Responso civil a José Sánchez Rojas.
«Cuatro palabras tan categóricas y tajantes como inesperadas: Sánchez Rojas, ha muerto. Y una desolación auténtica y fulminante en quien esto escribe.
«Cuatro palabras tan categóricas y tajantes como inesperadas: Sánchez Rojas, ha muerto. Y una desolación auténtica y fulminante en quien esto escribe.
¡Mal regusto nos deja, en su despedida, este año inmortal de 1931, tan simpático y fértil para nosotros!
Se nos lleva en su mutis al penúltimo romántico –el lector se dará cuenta de que nunca se va el último de veras, por más que se diga–, al que era una efectiva supervivencia de la bohemia literaria y periodística española, al escritor cultísimo, ágil, brillante, que ofrecía el vivo contraste de una prosa pulquérrima y cristalina, con su extremado abandono personal.

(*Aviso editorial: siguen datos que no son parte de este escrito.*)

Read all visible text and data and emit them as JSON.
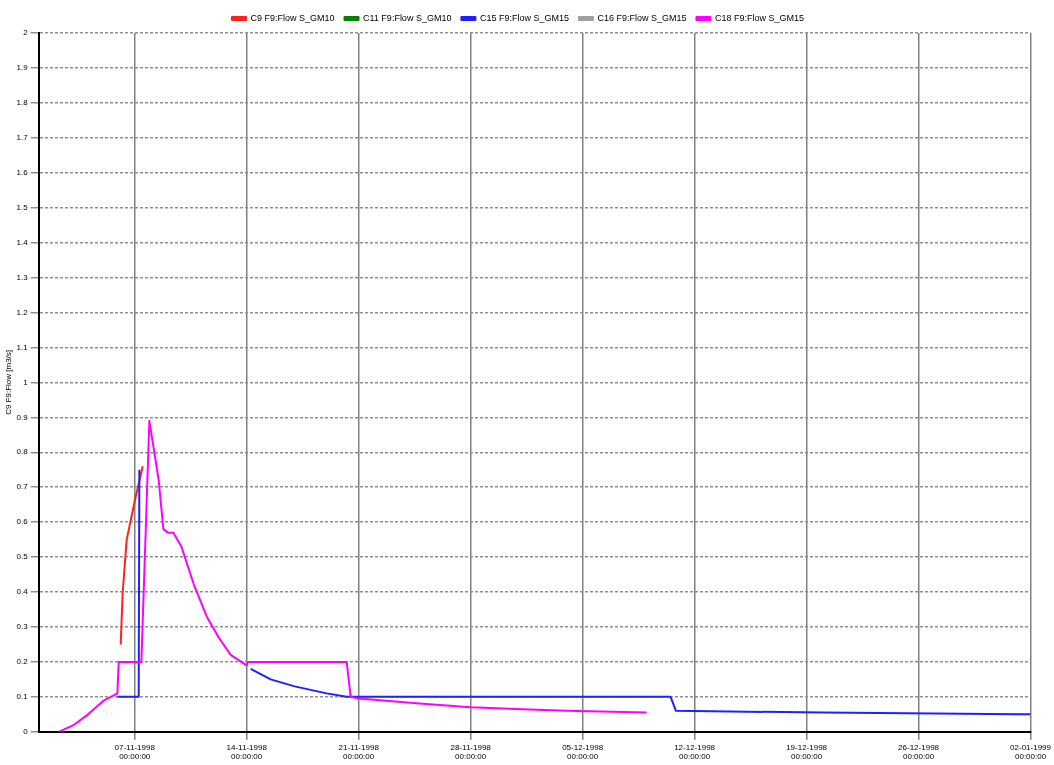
{
  "chart_data": {
    "type": "line",
    "ylabel": "C9 F9:Flow [m3/s]",
    "xlim": [
      "1998-11-01",
      "1999-01-02"
    ],
    "xticks": [
      {
        "value": "1998-11-07",
        "label": "07-11-1998 00:00:00"
      },
      {
        "value": "1998-11-14",
        "label": "14-11-1998 00:00:00"
      },
      {
        "value": "1998-11-21",
        "label": "21-11-1998 00:00:00"
      },
      {
        "value": "1998-11-28",
        "label": "28-11-1998 00:00:00"
      },
      {
        "value": "1998-12-05",
        "label": "05-12-1998 00:00:00"
      },
      {
        "value": "1998-12-12",
        "label": "12-12-1998 00:00:00"
      },
      {
        "value": "1998-12-19",
        "label": "19-12-1998 00:00:00"
      },
      {
        "value": "1998-12-26",
        "label": "26-12-1998 00:00:00"
      },
      {
        "value": "1999-01-02",
        "label": "02-01-1999 00:00:00"
      }
    ],
    "ylim": [
      0,
      2
    ],
    "yticks": [
      0,
      0.1,
      0.2,
      0.3,
      0.4,
      0.5,
      0.6,
      0.7,
      0.8,
      0.9,
      1,
      1.1,
      1.2,
      1.3,
      1.4,
      1.5,
      1.6,
      1.7,
      1.8,
      1.9,
      2
    ],
    "grid": true,
    "legend": "top",
    "marker": "none",
    "line_style": "solid",
    "series": [
      {
        "name": "C9 F9:Flow S_GM10",
        "color": "#ff2020",
        "x": [
          "1998-11-06T03:00",
          "1998-11-06T06:00",
          "1998-11-06T12:00",
          "1998-11-07T00:00",
          "1998-11-07T12:00"
        ],
        "values": [
          0.25,
          0.4,
          0.55,
          0.66,
          0.76
        ]
      },
      {
        "name": "C11 F9:Flow S_GM10",
        "color": "#008000"
      },
      {
        "name": "C15 F9:Flow S_GM15",
        "color": "#2020ff",
        "x": [
          "1998-11-05T22:00",
          "1998-11-07T06:00",
          "1998-11-07T07:00",
          "1998-11-10T00:00",
          "1998-11-14T06:00",
          "1998-11-15T12:00",
          "1998-11-17T00:00",
          "1998-11-19T00:00",
          "1998-11-20T06:00",
          "1998-12-10T12:00",
          "1998-12-10T20:00",
          "1998-12-20T00:00",
          "1999-01-02T00:00"
        ],
        "values": [
          0.1,
          0.1,
          0.75,
          null,
          0.18,
          0.15,
          0.13,
          0.11,
          0.1,
          0.1,
          0.06,
          0.055,
          0.05
        ]
      },
      {
        "name": "C16 F9:Flow S_GM15",
        "color": "#a0a0a0"
      },
      {
        "name": "C18 F9:Flow S_GM15",
        "color": "#ff00ff",
        "x": [
          "1998-11-02T06:00",
          "1998-11-03T05:00",
          "1998-11-04T02:00",
          "1998-11-05T02:00",
          "1998-11-05T12:00",
          "1998-11-05T22:00",
          "1998-11-06T00:00",
          "1998-11-07T10:00",
          "1998-11-07T22:00",
          "1998-11-08T12:00",
          "1998-11-08T19:00",
          "1998-11-09T02:00",
          "1998-11-09T10:00",
          "1998-11-09T22:00",
          "1998-11-10T17:00",
          "1998-11-11T12:00",
          "1998-11-12T06:00",
          "1998-11-13T00:00",
          "1998-11-14T00:00",
          "1998-11-14T02:00",
          "1998-11-20T06:00",
          "1998-11-20T12:00",
          "1998-11-21T00:00",
          "1998-11-25T00:00",
          "1998-11-28T00:00",
          "1998-12-04T00:00",
          "1998-12-09T00:00"
        ],
        "values": [
          0,
          0.02,
          0.05,
          0.09,
          0.1,
          0.11,
          0.2,
          0.2,
          0.89,
          0.72,
          0.58,
          0.57,
          0.57,
          0.53,
          0.42,
          0.33,
          0.27,
          0.22,
          0.19,
          0.2,
          0.2,
          0.1,
          0.095,
          0.08,
          0.07,
          0.06,
          0.055
        ]
      }
    ]
  }
}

Sánchez Rojas y su prosa eran el vivo ejemplo del lodo y la flor. Un lodo humano, en el que podía estudiarse todo un curso de etimología y del cual surgía, maravillosamente, una flor de esplendida belleza.
¡Pobre Sánchez Rojas! Vida asendereada, zozobrante, salpicada de altibajos –el agobio tras la opulencia, la tiniebla tras el resplandor-, sufrida y filosófica.
Con tu desprecio de la exterioridad, de la prestancia social y de más elemental asepsia, eras causa perenne de vayas y diretes, de repulsas y aspavientos.
Paisano y cantor de Teresa de Cepeda, has ido a morir, como ella, junto a esa Alba de Tormes, florón de la Salmantica renacentista, junto al castillo ducal del hoy simple ciudadano don Jacobo Stuar, en plena tierra de señorío.
¡Quien había de decírtelo hace pocos días, cuando la Republica, haciendo honor al oro de tu estilo, te nombraba cronista oficial de la proclamación y promesa del nuevo Jefe de Estado!
Cuando en los días –para ti felicísimos y redentores- en que la Dictadura jerezana te confinó a la hospitalaria Huesca, recuerdo me decías paseando por el Claustro de S. Pedro el Viejo:
- Ya ves, la Dictadura ha creído castigarme desterrándome, y me ha hecho un gran favor. Escribo más, gano más dinero, madrugo, me baño todos los días, tengo novia… ¡Quien sabe! A lo mejor, si viene la República un día, acaso queriéndome hacer un favor, me perjudica de veras. ¿Ha sido así, querido Pepe?
No. La República no te preparó la emboscada de esa bronconeumonía que ha rendido tu organismo depauperado, en pocas horas. La República quería tu vida regenerada, digna y fácil. Ha empezado ya a darte la mano, cuando tú, en una escapada al rincón natal, te pierdes definitivamente, escondiéndote en el regazo de la tierra que te alumbro y que te sepulta, avara de tu pobre barro, satirizado siempre.
Con tu muerte, Sánchez Rojas, las letras españolas –ahora si que es verdad la eterna mentira–, pierden un artífice poderoso; la Republica, su cronista oficial; Salamanca y Ávila, su cantor dilectísimo; don Miguel de Unamuno, su fervoroso exégeta; el Café Colonia, su cliente de peor atuendo; Sánchez Ocaña y Pérez Bauces, la más socorrida válvula de su humorismo –«me levanto, me visto, me baño»– y nosotros, tus amigos, tus lectores de siempre, un camarada comprensivo y bueno que disculpa nuestra esquivez y un manantial de prosa límpida y castiza que fluía, inagotable sobre las ásperas hojas de nuestros periódicos.
Adiós, compañero. ¿Hasta cuando? ¿Hasta nunca? Misterio.
El que esto escribe solo sabe que contigo se le va un pedazo de su vida.»